Teile und herrsche
Die gesellschaftlichen und politischen Aktivitäten, die in Luxemburg während der Sommerschulferien traditionell heruntergefahren werden und während ganzer zwei Monate auf Sparflamme sind, werden mit dem Herbstbeginn wieder hochgefahren. Zwischendurch drehte die Welt sich weiter, auch wenn das hierzulande nicht immer zur Kenntnis genommen wird, beziehungsweise verdrängt wird.
Ohnehin kann man den Eindruck haben, dass immer mehr Menschen einfach abschalten, um sich nicht weiter mit »schlechten« Nachrichten auseinandersetzen zu müssen.
Das gilt für Ereignisse auf internationaler Ebene wie etwa der Völkermord, den Israel in Gaza betreibt oder der Krieg in der Ukraine, der immer mehr Gelder, Waffen und Menschen verschlingt. Das trifft aber auch auf gesellschaftliche und politische Fragen zu, die sich hierzulande stellen und die auf Antworten warten. Doch wer nicht unmittelbar von einem Problem betroffen ist oder zumindest glaubt, es nicht zu sein, interessiert sich einen feuchten Kehricht für dessen Lösung.
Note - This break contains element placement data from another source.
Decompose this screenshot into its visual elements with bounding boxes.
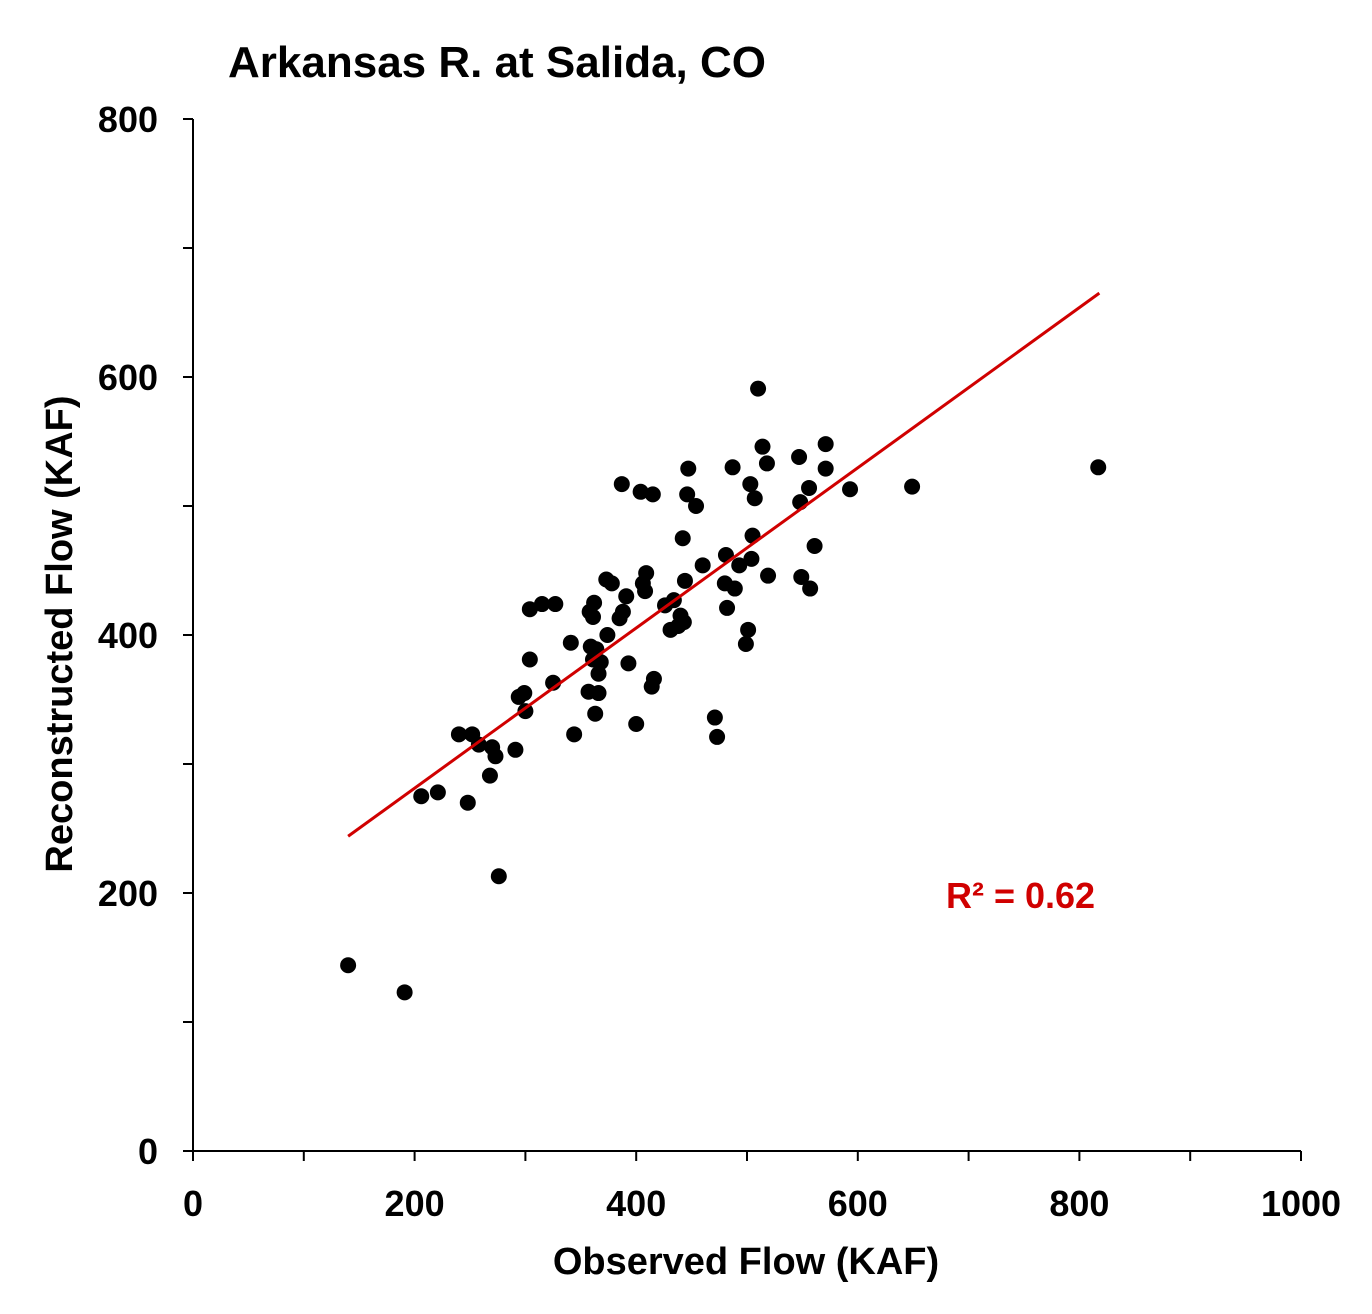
data-point [709, 728, 726, 745]
data-point [1090, 459, 1107, 476]
x-axis-ticks: 0 200 400 600 800 1000 [183, 1151, 1341, 1224]
data-point [586, 594, 603, 611]
data-point [754, 438, 771, 455]
data-point [793, 568, 810, 585]
data-point [806, 537, 823, 554]
x-axis-label: Observed Flow (KAF) [553, 1241, 939, 1283]
x-tick-label: 200 [385, 1183, 445, 1224]
x-tick-label: 0 [183, 1183, 203, 1224]
x-tick-label: 400 [606, 1183, 666, 1224]
data-point [490, 868, 507, 885]
data-point [679, 486, 696, 503]
data-point [613, 476, 630, 493]
data-point [724, 459, 741, 476]
y-axis-ticks: 0 200 400 600 800 [98, 99, 193, 1172]
trendline [347, 291, 1101, 838]
x-tick-label: 600 [828, 1183, 888, 1224]
data-point [791, 448, 808, 465]
data-point [590, 685, 607, 702]
data-point [675, 614, 692, 631]
y-tick-label: 400 [98, 615, 158, 656]
data-point [644, 486, 661, 503]
data-point [587, 705, 604, 722]
data-point [618, 588, 635, 605]
data-point [521, 601, 538, 618]
data-point [637, 583, 654, 600]
data-point [842, 481, 859, 498]
data-point [534, 596, 551, 613]
data-point [726, 580, 743, 597]
data-point [750, 380, 767, 397]
y-axis-label: Reconstructed Flow (KAF) [39, 395, 81, 872]
data-point [547, 596, 564, 613]
data-point [719, 599, 736, 616]
data-point [566, 726, 583, 743]
data-point [674, 530, 691, 547]
data-point [562, 634, 579, 651]
data-point [340, 957, 357, 974]
data-point [645, 670, 662, 687]
data-point [688, 498, 705, 514]
data-point [676, 572, 693, 589]
data-point [521, 651, 538, 668]
x-tick-label: 1000 [1261, 1183, 1341, 1224]
y-tick-label: 200 [98, 873, 158, 914]
data-point [481, 767, 498, 784]
data-point [516, 685, 533, 702]
data-point [758, 455, 775, 472]
data-point [614, 603, 631, 620]
data-point [487, 748, 504, 765]
data-point [680, 460, 697, 477]
data-point [413, 788, 430, 805]
data-point [459, 794, 476, 811]
data-point [584, 608, 601, 625]
data-point [742, 476, 759, 493]
data-point [396, 984, 413, 1001]
r-squared-annotation: R² = 0.62 [946, 875, 1095, 916]
data-point [706, 709, 723, 726]
y-tick-label: 600 [98, 357, 158, 398]
data-point [801, 479, 818, 496]
data-point [737, 636, 754, 653]
y-tick-label: 0 [138, 1131, 158, 1172]
data-point [694, 557, 711, 574]
data-point [817, 436, 834, 453]
data-point [743, 550, 760, 567]
data-point [429, 784, 446, 801]
data-point [628, 716, 645, 733]
data-point [740, 621, 757, 638]
data-points [340, 380, 1107, 1001]
data-point [904, 478, 921, 495]
data-point [731, 557, 748, 574]
data-point [620, 655, 637, 672]
chart-title: Arkansas R. at Salida, CO [228, 38, 766, 87]
data-point [450, 726, 467, 743]
x-tick-label: 800 [1049, 1183, 1109, 1224]
data-point [507, 741, 524, 758]
data-point [632, 483, 649, 500]
data-point [802, 580, 819, 597]
data-point [599, 627, 616, 643]
data-point [603, 575, 620, 592]
data-point [760, 567, 777, 584]
data-point [638, 565, 655, 582]
y-tick-label: 800 [98, 99, 158, 140]
data-point [817, 460, 834, 477]
data-point [746, 490, 763, 507]
data-point [517, 703, 534, 720]
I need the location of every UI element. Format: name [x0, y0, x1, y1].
Übersteigerter Individualismus und Rückzug ins Private sind keine neuen Verhaltensweisen, sind inzwischen allerdings aufgrund soziologischer Veränderungen und der verheerenden Auswirkungen der neoliberalen Ellenbogengesellschaft in ausgeprägterer Form unter den schaffenden Menschen zu finden.
Den auf wirtschaftlicher Ebene Herrschenden und den auf politischer Ebene Regierenden, die dafür sorgen, dass ersteren die bestmöglichen Bedingungen für die Ausbeutung der Arbeitskraft gewährt werden, kann das nur recht sein, denn das erleichtert ihnen ihre Aufgabe, immer dann, wenn sie es als erforderlich sehen, jene wirtschaftlichen und sozialen Veränderungen vorzunehmen, die sie wünschen.
Sollten die ideologischen und propagandistischen Mittel nicht ausreichen, um das Desinteresse an wichtigen Fragen ausreichend zu fördern und die Aufmerksamkeit der Schaffenden auf individuelle Befindlichkeiten und Nebenschauplätze zu lenken, bleibt immer noch die bewährte Strategie des »divide et impera« (teile und herrsche).
Aus der Vergangenheit gibt es genug Beispiele für diese Vorgehensweise, die es darauf angelegt hat, die großen Organisationen der Schaffenden entweder auf die Seite des Kapitals und der in seinem Interesse agierenden Regierung zu ziehen, oder, wenn das nicht gelingt, sie auseinanderzudividieren.
Als die CSV/LSAP-Regierung im Jahr 2012 Verschlechterungen im Rentensystem durchsetzte, achtete sie darauf, dass nur ein Teil der Schaffenden davon betroffen sein würde. Das hatte zur Folge, dass große Teile der Lohnabhängigen und Rentner sich nicht zum Widerstand gegen die Rentenverschlechterungsreform bewegen ließen. Und als das Patronat und die Regierung im Jahr 2022 den Index manipulierten, hatten sie ein leichtes Spiel, da ein Teil der Organisationen der Schaffenden sich dem anschloss, so dass der Schaden für die Schaffenden in Form der Verschiebung einer Indextranche nicht abgewendet werden konnte.
Um Ähnliches in Zukunft zu verhindern, wird es erstens notwendig sein, die Anstrengungen zu verstärken, um das Bewusstsein der Schaffenden weiter zu stärken, was keine leichte Aufgabe ist, und zweitens den Solidaritätsgedanken in und zwischen den Organisationen der Schaffenden an erste Stelle zu setzen. Andernfalls die Schaffenden nicht nur bei der anstehenden Rentenreform zu den Verlierern zählen werden.